Unfortunately, the world of animal training & behaviour is only in its early stages of regulation. “Trainer” “dog psychologist” or “behaviourist” are not protected titles. In other words, sadly, anyone can call themselves by these names (among others). The Animal Training and Behaviour Council (ATBC) was set up in 2010 as a regulatory body and umbrella organisation for the industry. Any professional who registers themselves with the ATBC is independently accredited and has validated academic qualifications as well as experience. All members practise under a code of conduct that states that they will refer to any cases they are not qualified to deal with – avoiding pet owners being advised by under-qualified people. We would only advise pet owners to choose people registered on their website or who are members of the umbrella organisations registered with them. 
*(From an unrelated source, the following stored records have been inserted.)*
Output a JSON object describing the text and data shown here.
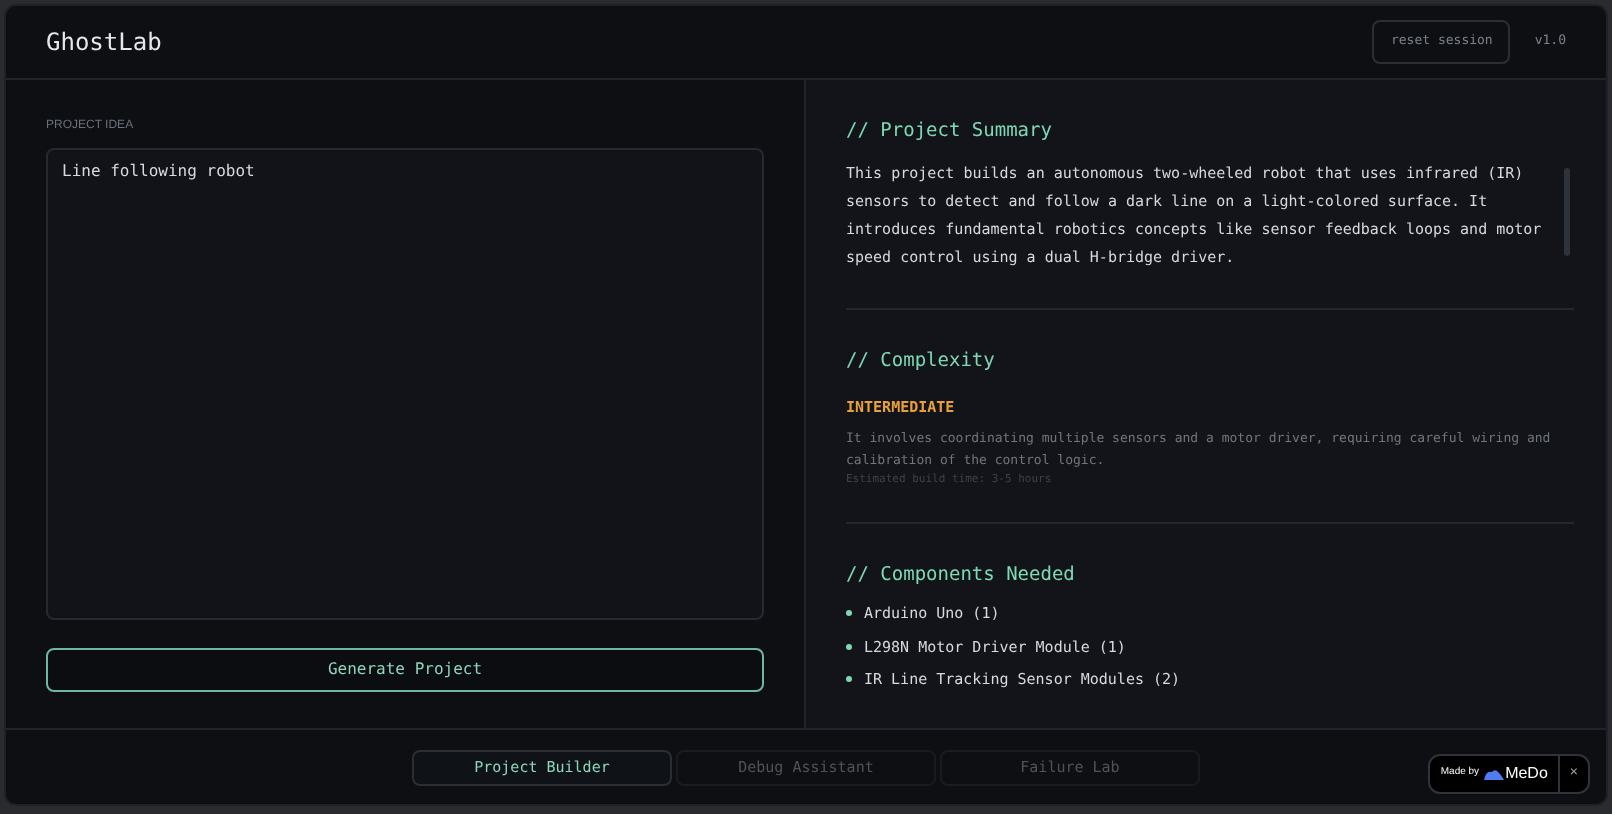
{
  "header": {
    "title": "GhostLab",
    "reset_button": "reset session",
    "version": "v1.0"
  },
  "input": {
    "label": "PROJECT IDEA",
    "value": "Line following robot",
    "button": "Generate Project"
  },
  "summary": {
    "heading": "// Project Summary",
    "text": "This project builds an autonomous two-wheeled robot that uses infrared (IR) sensors to detect and follow a dark line on a light-colored surface. It introduces fundamental robotics concepts like sensor feedback loops and motor speed control using a dual H-bridge driver."
  },
  "complexity": {
    "heading": "// Complexity",
    "level_label": "INTERMEDIATE",
    "text": "It involves coordinating multiple sensors and a motor driver, requiring careful wiring and calibration of the control logic.",
    "build_time": "Estimated build time: 3-5 hours"
  },
  "components": {
    "heading": "// Components Needed",
    "items": [
      "Arduino Uno (1)",
      "L298N Motor Driver Module (1)",
      "IR Line Tracking Sensor Modules (2)"
    ]
  },
  "tabs": [
    {
      "label": "Project Builder",
      "selected": true
    },
    {
      "label": "Debug Assistant",
      "selected": false
    },
    {
      "label": "Failure Lab",
      "selected": false
    }
  ],
  "badge": {
    "made_by": "Made by",
    "brand": "MeDo",
    "close": "×"
  }
}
It is also worth noting, if you think your pet has a behaviour problem rather than a training one, accredited behaviourists only work on veterinary referral. This is because there can often be an undiagnosed medical problem influencing an animal’s behaviour – particularly if it is out of character for them or they are approaching middle/old age. Any medical elements must be addressed by a vet in addition to them making the referral for you. 

So, let’s look at how you can decide who you need to see…

Ultimately, it depends exactly what you need help with.

Obedience, general life skills (something some pandemic puppies really need help with) or tricks and games

For these sorts of issues, your best port of call is a good dog trainer. Unfortunately, there are a lot of trainers out there, some excellent, others rather less qualified or experienced. We’d advise checking on the Animal behaviour & training council website under “Animal Training Instructor”. Alternatively, look under the umbrella organisations’ registers of members and see who you can find locally to you.

Unwanted, antisocial, problematic or dangerous behaviour

For these, you need an accredited behaviourist. These professionals are qualified and experienced in dealing with behavioural “problems”, unlike dog trainers.

The first step is to have a conversation with your vet about the behavioural issues you’re having. They can rule out any underlying medical problems. You can then request a referral to an independently accredited behaviourist. You will find lists of these on the ATBC website under “Veterinary Behaviourist”, or “Clinical Animal Behaviourist”. Alternatively, go to the FAB Clinicians website for a one-stop-shop to finding the expert to help you deal with your dog’s problems.

Behavioural problems need professional attention, just like physical health issues

Your vet will know this, and will usually be very happy to refer you to a specifically trained and accredited professional. And with their help, you and your dog can get back to being best buddies again!